About ACAD
Reputation + History

The Alberta College of Art + Design (ACAD) is one of only four degree-granting, publicly-funded Art + Design colleges in Canada, the others being the Emily Carr Institute of Art & Design in Vancouver, the Ontario College of Art & Design in Toronto and the Nova Scotia College of Art & Design in Halifax.

Founded in 1926, ACAD has been a major contributor to Canada's visual culture in the 20th century, with many of its graduates gaining significant national and international reputations as artists and designers. With an annual budget approaching $12 million, and employing over 150 staff, ACAD provides accredited degree-standard education and learning opportunities to more than 1000 students enrolled in full- and part-time studies in a wide range of Art + Design studio disciplines together with academic study in the history of Art & Design, theory and criticism and related subject areas. Approximately 3000 students are registered each year in Extended Studies courses, including 400 in children + teens programs.

ACAD has had an important presence in the educational post-secondary sector in Alberta and, in 2001, celebrated its 75th anniversary. Originally part of the Provincial Institute of Technology and Arts (now SAIT), the Alberta College of Art, as it was then known, separated from SAIT in 1985 to become designated by the Alberta Government as an entirely autonomous and free-standing Art + Design college within the public sector. In 1995 the College amended its name to the Alberta College of Art & Design in order to acknowledge the separateness and importance of design education at the College.

In 1995, the ACAD was granted degree accreditation by the Alberta Government's Ministry of Advanced Education and Career Development.
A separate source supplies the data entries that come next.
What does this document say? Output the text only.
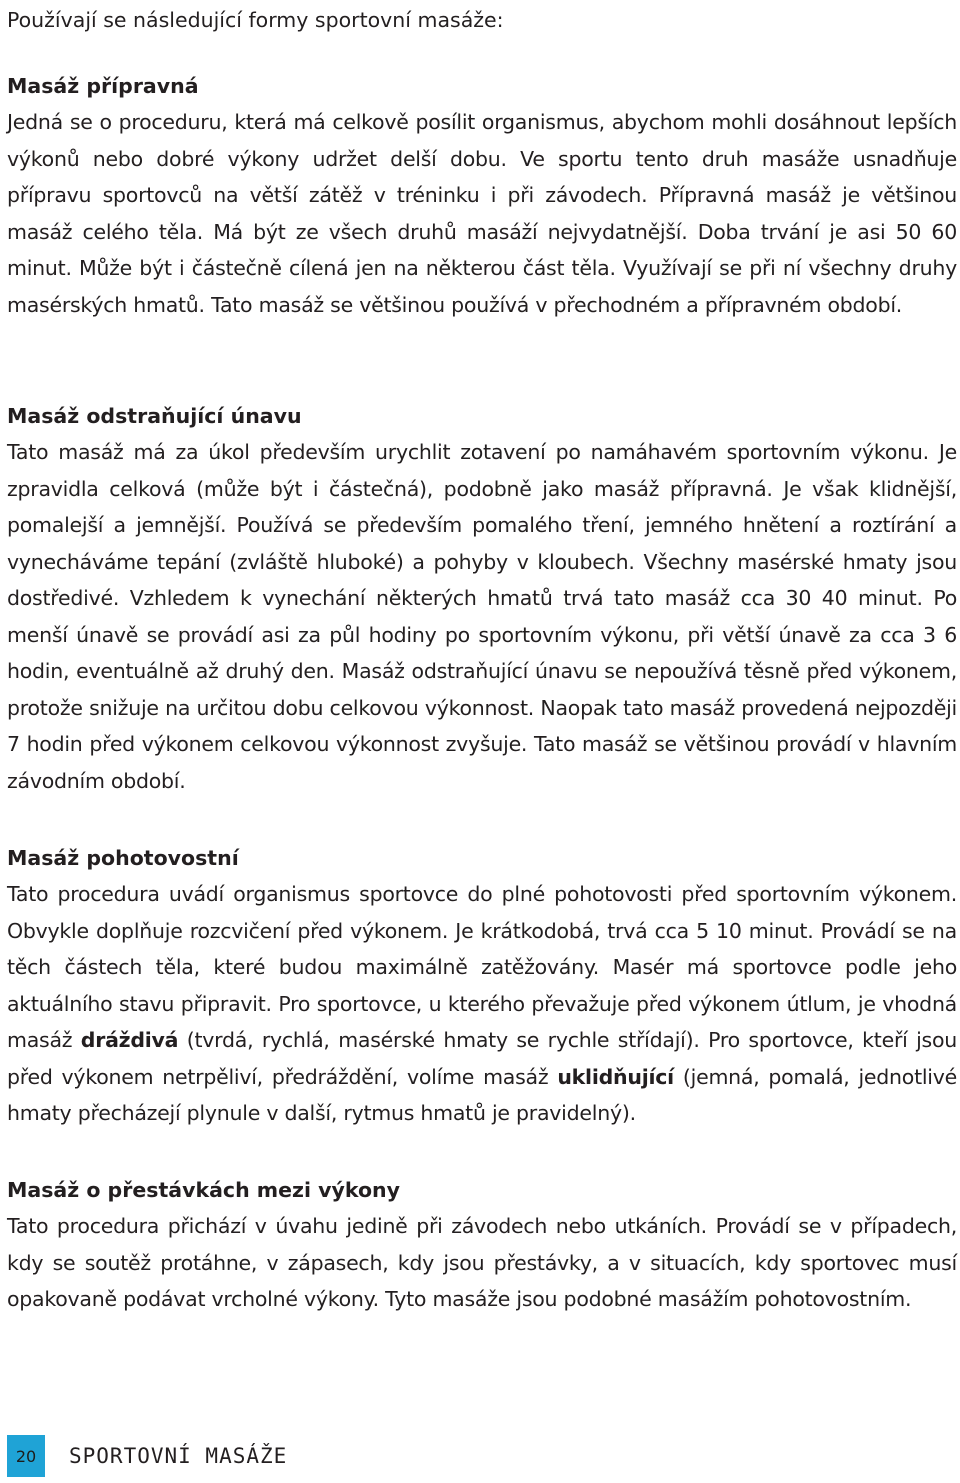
Používají se následující formy sportovní masáže:

Masáž přípravná

Jedná se o proceduru, která má celkově posílit organismus, abychom mohli dosáhnout lepších výkonů nebo dobré výkony udržet delší dobu. Ve sportu tento druh masáže usnadňuje přípravu sportovců na větší zátěž v tréninku i při závodech. Přípravná masáž je většinou masáž celého těla. Má být ze všech druhů masáží nejvydatnější. Doba trvání je asi 50 60 minut. Může být i částečně cílená jen na některou část těla. Využívají se při ní všechny druhy masérských hmatů. Tato masáž se většinou používá v přechodném a přípravném období.

Masáž odstraňující únavu

Tato masáž má za úkol především urychlit zotavení po namáhavém sportovním výkonu. Je zpravidla celková (může být i částečná), podobně jako masáž přípravná. Je však klidnější, pomalejší a jemnější. Používá se především pomalého tření, jemného hnětení a roztírání a vynecháváme tepání (zvláště hluboké) a pohyby v kloubech. Všechny masérské hmaty jsou dostředivé. Vzhledem k vynechání některých hmatů trvá tato masáž cca 30 40 minut. Po menší únavě se provádí asi za půl hodiny po sportovním výkonu, při větší únavě za cca 3 6 hodin, eventuálně až druhý den. Masáž odstraňující únavu se nepoužívá těsně před výkonem, protože snižuje na určitou dobu celkovou výkonnost. Naopak tato masáž provedená nejpozději 7 hodin před výkonem celkovou výkonnost zvyšuje. Tato masáž se většinou provádí v hlavním závodním období.

Masáž pohotovostní

Tato procedura uvádí organismus sportovce do plné pohotovosti před sportovním výkonem. Obvykle doplňuje rozcvičení před výkonem. Je krátkodobá, trvá cca 5 10 minut. Provádí se na těch částech těla, které budou maximálně zatěžovány. Masér má sportovce podle jeho aktuálního stavu připravit. Pro sportovce, u kterého převažuje před výkonem útlum, je vhodná masáž dráždivá (tvrdá, rychlá, masérské hmaty se rychle střídají). Pro sportovce, kteří jsou před výkonem netrpěliví, předráždění, volíme masáž uklidňující (jemná, pomalá, jednotlivé hmaty přecházejí plynule v další, rytmus hmatů je pravidelný).

Masáž o přestávkách mezi výkony

Tato procedura přichází v úvahu jedině při závodech nebo utkáních. Provádí se v případech, kdy se soutěž protáhne, v zápasech, kdy jsou přestávky, a v situacích, kdy sportovec musí opakovaně podávat vrcholné výkony. Tyto masáže jsou podobné masážím pohotovostním.

20	SPORTOVNÍ MASÁŽE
Since that time the College has been able to grant Bachelor of Fine Arts degrees to those students who successfully complete the BFA requirements of the College's four-year programs.

Most recently, in 2000, the College was further granted authority by the Alberta Government's Ministry of Learning to award a Bachelor of Design degree to those students studying Design for their degree. This recent approval signifies an important step by the College in clarifying the distinction between Design as a discipline and those of the Fine Arts, and now provides the College with two degree programs.

Throughout its long history the College has offered undergraduate education in a wide variety of Art + Design disciplines. These include Painting, Sculpture, Printmaking, Drawing, Photographic Arts, Visual Communication Design (including illustration), Ceramics, Jewellery + Metals, Fibre, Glass, Sculpture, Interdisciplinary Studies and the latest program Media Arts + Digital Technologies.

In both degree streams, either Bachelor of Fine Arts or Bachelor of Design, students taking their degree will "major" in one of these studio disciplines. This "major" is chosen by students as they exit their first year of study, or on entering the College by "direct entry" from another institution. Typically this is done in either the second year or the third year. The chosen "major" discipline that students elect to concentrate their degree studies in will be supplemented throughout their degree program by a required liberal studies program and the provision of electives from other subject areas that a student may wish to take in addition to their major discipline.